= Dwight Whitney Marsh =

American missionary and historian (1823–1896)

Dwight Whitney Marsh (November 5, 1823 – June 18, 1896) was an American missionary and historian. He was the author of an 1869 book titled The Tennessean in Persia and Koordistan, as well as an 1895 book titled Genealogy of John Marsh of Hartford, 1636.

== Early life and education ==
Born in Dalton, Massachusetts, Marsh graduated from Williams College in 1842. He then studied at Andover Theological Seminary, before completing his studies at Union Theological Seminary in 1849.

== Career ==
In 1849, Marsh sailed to Turkey. He was stationed as a missionary in Mosul for ten years. While he was there, Assyriologist Austen Henry Layard gave him several slabs he had excavated, which Marsh sent on to Williams College; the Wadsworth Atheneum in Hartford, Connecticut; the New-York Historical Society; and the Mercantile Library of St. Louis. Marsh also sent Assyrian tablets, cylinders, coins, and other antiquities to other contacts.

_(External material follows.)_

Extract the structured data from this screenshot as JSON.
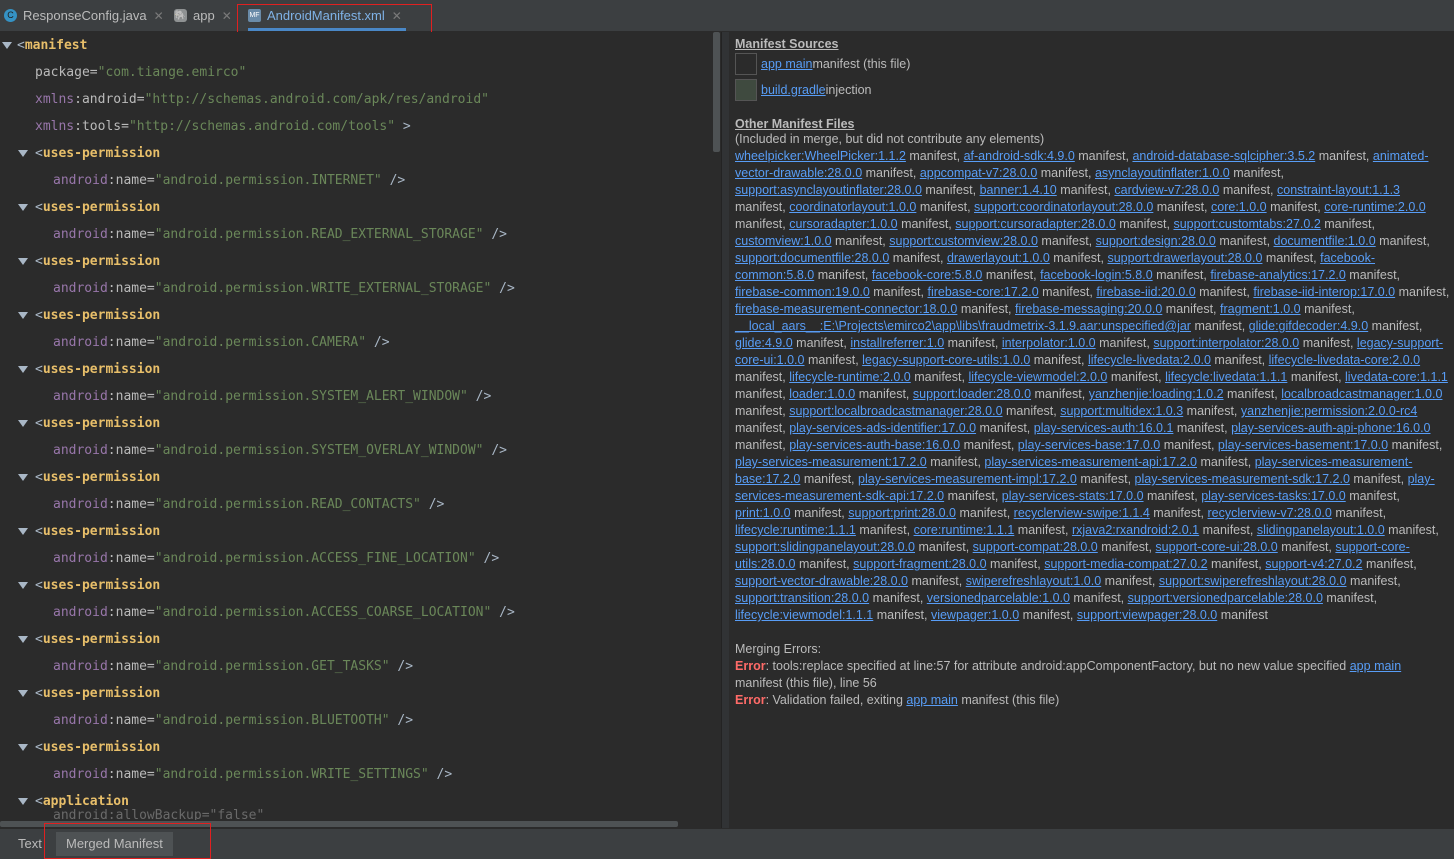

In 1860, Marsh returned to the United States. He served as a pastor at various churches in states including Massachusetts and Illinois. He was also a principal at a school in Rochester, New York, for five years.

== Notable works ==
The Tennessean in Persia, published in 1869, details the experiences of Samuel Audley Rhea, a missionary in Persia and Kurdistan. It provides insights into missionary activities and life in those regions during the 19th century. The book is also a source for studying the 19th century geography and culture of Kurdistan and Persia. Marsh wrote many letters to his families many of which are preserved in university archives across North America.

According to the Journal of the American Oriental Society, Marsh's 600-page work, Genealogy of John Marsh of Hartford, 1636, "holds high rank among works of its class" due to "its completeness, accuracy, literary merit, and...the simple and original method of its indexing".

== Personal life ==
Marsh returned to the United States in 1852, and moved his family back to Mosul in early 1853. He lost both his son and wife in 1859.